Illegaler Genmais

Trotz Verbot ist Mais Bt10, der Antibiotika-Resistenzen verursachen kann, verkauft worden – auch nach Europa

BERLIN taz ■ Der Schweizer Biotechkonzern Syngenta hat jahrelang nicht zugelassenen Gentech-Mais vertrieben – und niemand hat es bemerkt. Selbst Syngenta will nichts davon gewusst haben, dass vier Jahre lang auf einer Fläche von rund 15.000 Hektar in den USA der falsche Mais angebaut wurde. Anstatt der insektenresistenten Sorte Bt11 wurde „irrtümlicherweise“ die nicht zum Vertrieb freigegebene Sorte Bt10 ausgesät. Der von der Lebensmittelindustrie genutzte Süßmais soll laut US-Behörden auch exportiert worden sein, unter anderem in die EU. Syngenta weigert sich bisher, eine Länderliste herauszugeben.

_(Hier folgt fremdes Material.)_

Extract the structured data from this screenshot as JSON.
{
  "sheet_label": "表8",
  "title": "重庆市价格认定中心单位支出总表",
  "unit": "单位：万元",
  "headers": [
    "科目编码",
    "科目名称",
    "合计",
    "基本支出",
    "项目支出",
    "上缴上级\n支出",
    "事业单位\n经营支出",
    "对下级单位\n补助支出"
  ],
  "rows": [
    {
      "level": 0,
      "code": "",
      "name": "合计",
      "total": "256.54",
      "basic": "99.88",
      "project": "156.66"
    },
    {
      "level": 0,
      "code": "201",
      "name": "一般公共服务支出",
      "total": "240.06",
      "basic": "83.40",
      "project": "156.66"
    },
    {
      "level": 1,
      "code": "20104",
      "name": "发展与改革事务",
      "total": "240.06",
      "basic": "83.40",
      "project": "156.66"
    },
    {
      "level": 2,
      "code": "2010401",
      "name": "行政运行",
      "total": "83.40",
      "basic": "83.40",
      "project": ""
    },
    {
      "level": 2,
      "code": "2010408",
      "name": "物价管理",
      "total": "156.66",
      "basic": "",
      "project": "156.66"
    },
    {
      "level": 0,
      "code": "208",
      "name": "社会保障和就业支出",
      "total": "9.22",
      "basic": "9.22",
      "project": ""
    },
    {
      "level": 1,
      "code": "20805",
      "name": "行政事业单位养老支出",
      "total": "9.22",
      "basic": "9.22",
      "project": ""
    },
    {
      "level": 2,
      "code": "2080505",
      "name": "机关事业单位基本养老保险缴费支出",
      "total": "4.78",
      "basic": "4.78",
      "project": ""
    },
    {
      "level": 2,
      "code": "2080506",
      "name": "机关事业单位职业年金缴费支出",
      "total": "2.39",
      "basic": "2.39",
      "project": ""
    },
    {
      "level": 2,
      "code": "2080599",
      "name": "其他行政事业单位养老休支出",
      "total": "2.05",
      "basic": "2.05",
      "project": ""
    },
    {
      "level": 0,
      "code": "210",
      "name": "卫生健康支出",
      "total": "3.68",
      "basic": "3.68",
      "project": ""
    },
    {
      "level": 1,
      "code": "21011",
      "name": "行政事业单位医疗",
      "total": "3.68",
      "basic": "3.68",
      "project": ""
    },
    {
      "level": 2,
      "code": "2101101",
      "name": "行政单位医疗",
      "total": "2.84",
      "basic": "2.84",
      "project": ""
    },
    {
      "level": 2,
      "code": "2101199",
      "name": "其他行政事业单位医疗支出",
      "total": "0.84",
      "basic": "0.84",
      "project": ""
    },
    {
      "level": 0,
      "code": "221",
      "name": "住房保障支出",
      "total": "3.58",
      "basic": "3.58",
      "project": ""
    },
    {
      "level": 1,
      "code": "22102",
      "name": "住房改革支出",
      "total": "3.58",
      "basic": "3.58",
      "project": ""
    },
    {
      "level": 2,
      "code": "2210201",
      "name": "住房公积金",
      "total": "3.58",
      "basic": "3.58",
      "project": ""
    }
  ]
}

Obwohl Syngenta die US-Behörden schon Ende 2004 über den jahrelangen „Irrtum“ informiert hatte, wurde der Vorfall erst letzte Woche durch einen Bericht des Wissenschaftsmagazins Nature öffentlich gemacht. Man habe erst gründlich überlegen wollen, wie auf den Fehler zu reagieren sei, berichtet Nature.

Auch nachdem die ersten Informationen an die Öffentlichkeit durchsickerten, waren weder die US-Behörden noch der Biotechkonzern bereit, alles offen zu legen. „Der Mais ist sicher“, hieß es zunächst, es bestehe keine Gefahr für Gesundheit oder Umwelt. Der Bt10-Mais sei bis auf einige DNA-Bausteine identisch mit dem Bt11-Mais, behauptete Jeff Stein von der Syngenta-Niederlassung im Research Triangle Park, North Carolina. Und dieser sei doch in den USA, der EU und über 20 anderen Staaten zugelassen.

In der EU darf Bt11 seit einem Jahr als Lebens- und Futtermittel genutzt werden. Der Anbau ist hingegen nicht erlaubt. Tatsächlich besteht ein wichtiger Unterschied zwischen beiden Maissorten: „Der versehentlich vertriebene illegale Genmais Bt10 enthält Resistenzgene gegen das Antibiotikum Ampicillin“, erklärt Andreas Bauer vom Umweltinstitut in München. Ampicillin sei in der Humanmedizin weit verbreitet. Durch die Ausbreitung der Resistenzgene könne es sein, dass das Antibiotikum seine Wirksamkeit verliere. Aus diesem Grund bekäme der Bt10-Mais in der EU keine Zulassung für kommerzielle Verwendung.

Auch über die Menge des in den Handel gekommenen Bt10-Mais habe Syngenta falsch berichtet, sagt Bauer: „Nicht einige hundert Tonnen, wie anfangs behauptet, sondern rund 187.000 Tonnen Genmais sind in die Nahrungskette gelangt.“ Man müsse nur die 15.000 Hektar mit dem durchschnittlichen Ertrag multiplizieren, dann ist sofort ersichtlich, so Bauer, dass die „einige hundert Tonnen“ überhaupt nicht stimmen könnten.